Now we are possessors whose freedom to stare at a slot machine is assaulted by taxes. We are independent operators, free agents who might get lucky, who see taxes as evil. We look to the goodness of casinos, racinos, lottery tickets, slot machines and a gambling mentality to pay for the common life.What too often goes unsaid is that we are all tax beneficiaries.
Before I leave my home, I am a tax beneficiary. My water and sewerage, my electricity, my gas, my fire protection, the peace officer who patrols the neighborhood — all are partly or totally paid for by taxation. Every time I drive somewhere on a public road, I am a tax beneficiary, dependent upon public services. Every time I shop for safe food or safe prescription drugs, or eat at a restaurant, I am a tax beneficiary every bit as much as I am a taxpayer.
We are all taxpayers. Everyone who lives in this country — citizens and undocumentedmworkers alike — pays taxes at the gas pump, at the store, etc. What the antitax mantra endorses is a privatization that sees me and mine independently from the rest of the society on which my daily life depends.
Those who decry being taxpayers, in fact, are either making the case that we should all be free-loaders — tax beneficiaries who don’t pay our fair share — or that Minnesota and America should embrace a free market free-for-all, most fully expressed, perhaps, in the drug wars in Mexico.

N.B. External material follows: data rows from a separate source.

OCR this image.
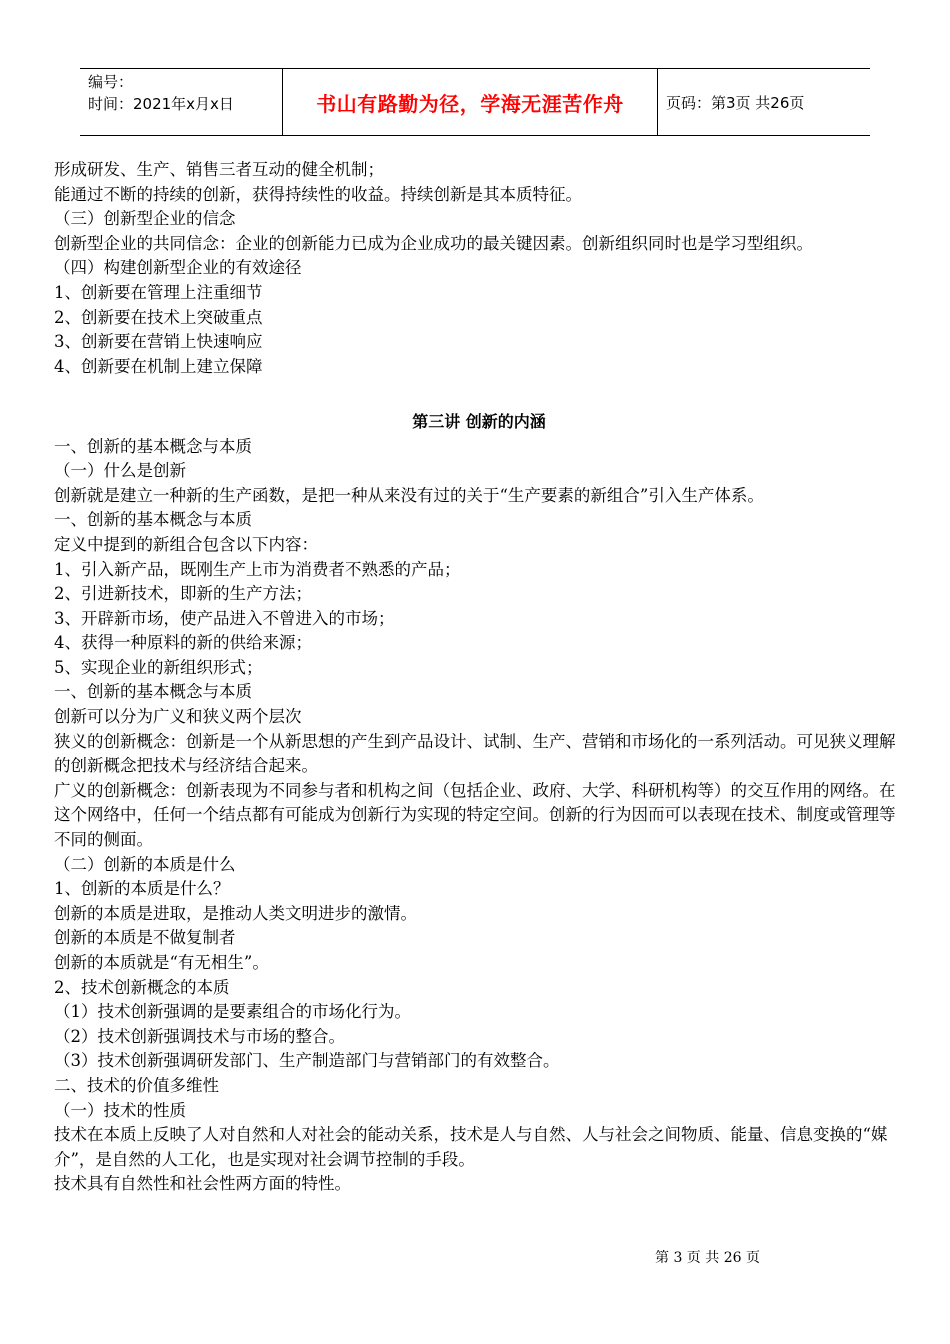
编号：
时间：2021年x月x日	书山有路勤为径，学海无涯苦作舟	页码：第3页 共26页

形成研发、生产、销售三者互动的健全机制；

能通过不断的持续的创新，获得持续性的收益。持续创新是其本质特征。

（三）创新型企业的信念

创新型企业的共同信念：企业的创新能力已成为企业成功的最关键因素。创新组织同时也是学习型组织。

（四）构建创新型企业的有效途径

1、创新要在管理上注重细节

2、创新要在技术上突破重点

3、创新要在营销上快速响应

4、创新要在机制上建立保障

第三讲 创新的内涵

一、创新的基本概念与本质

（一）什么是创新

创新就是建立一种新的生产函数，是把一种从来没有过的关于“生产要素的新组合”引入生产体系。

一、创新的基本概念与本质

定义中提到的新组合包含以下内容：

1、引入新产品，既刚生产上市为消费者不熟悉的产品；

2、引进新技术，即新的生产方法；

3、开辟新市场，使产品进入不曾进入的市场；

4、获得一种原料的新的供给来源；

5、实现企业的新组织形式；

一、创新的基本概念与本质

创新可以分为广义和狭义两个层次

狭义的创新概念：创新是一个从新思想的产生到产品设计、试制、生产、营销和市场化的一系列活动。可见狭义理解的创新概念把技术与经济结合起来。

广义的创新概念：创新表现为不同参与者和机构之间（包括企业、政府、大学、科研机构等）的交互作用的网络。在这个网络中，任何一个结点都有可能成为创新行为实现的特定空间。创新的行为因而可以表现在技术、制度或管理等不同的侧面。

（二）创新的本质是什么

1、创新的本质是什么？

创新的本质是进取，是推动人类文明进步的激情。

创新的本质是不做复制者

创新的本质就是“有无相生”。

2、技术创新概念的本质

（1）技术创新强调的是要素组合的市场化行为。

（2）技术创新强调技术与市场的整合。

（3）技术创新强调研发部门、生产制造部门与营销部门的有效整合。

二、技术的价值多维性

（一）技术的性质

技术在本质上反映了人对自然和人对社会的能动关系，技术是人与自然、人与社会之间物质、能量、信息变换的“媒介”，是自然的人工化，也是实现对社会调节控制的手段。

技术具有自然性和社会性两方面的特性。

第 3 页 共 26 页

Every time I hit a pothole, every time the streets go unplowed, every time essential services are cut back, all of us taxpayers lose the benefits of a nation that once defined us as responsible citizens.
The proposal to fill the pothole in Minnesota’s budget with gambling is but the latest erosion in the sense of responsible citizenship. It threatens to turn the pothole into a political, economic and spiritual black hole.
It prolongs the illusion that real freedom is freedom from the responsibilities of citizenship. Drip by drip, it is turning us into a Third World nation where nobody but the blank-staring gamblers pay, and no one but the no-tax drug lords benefit.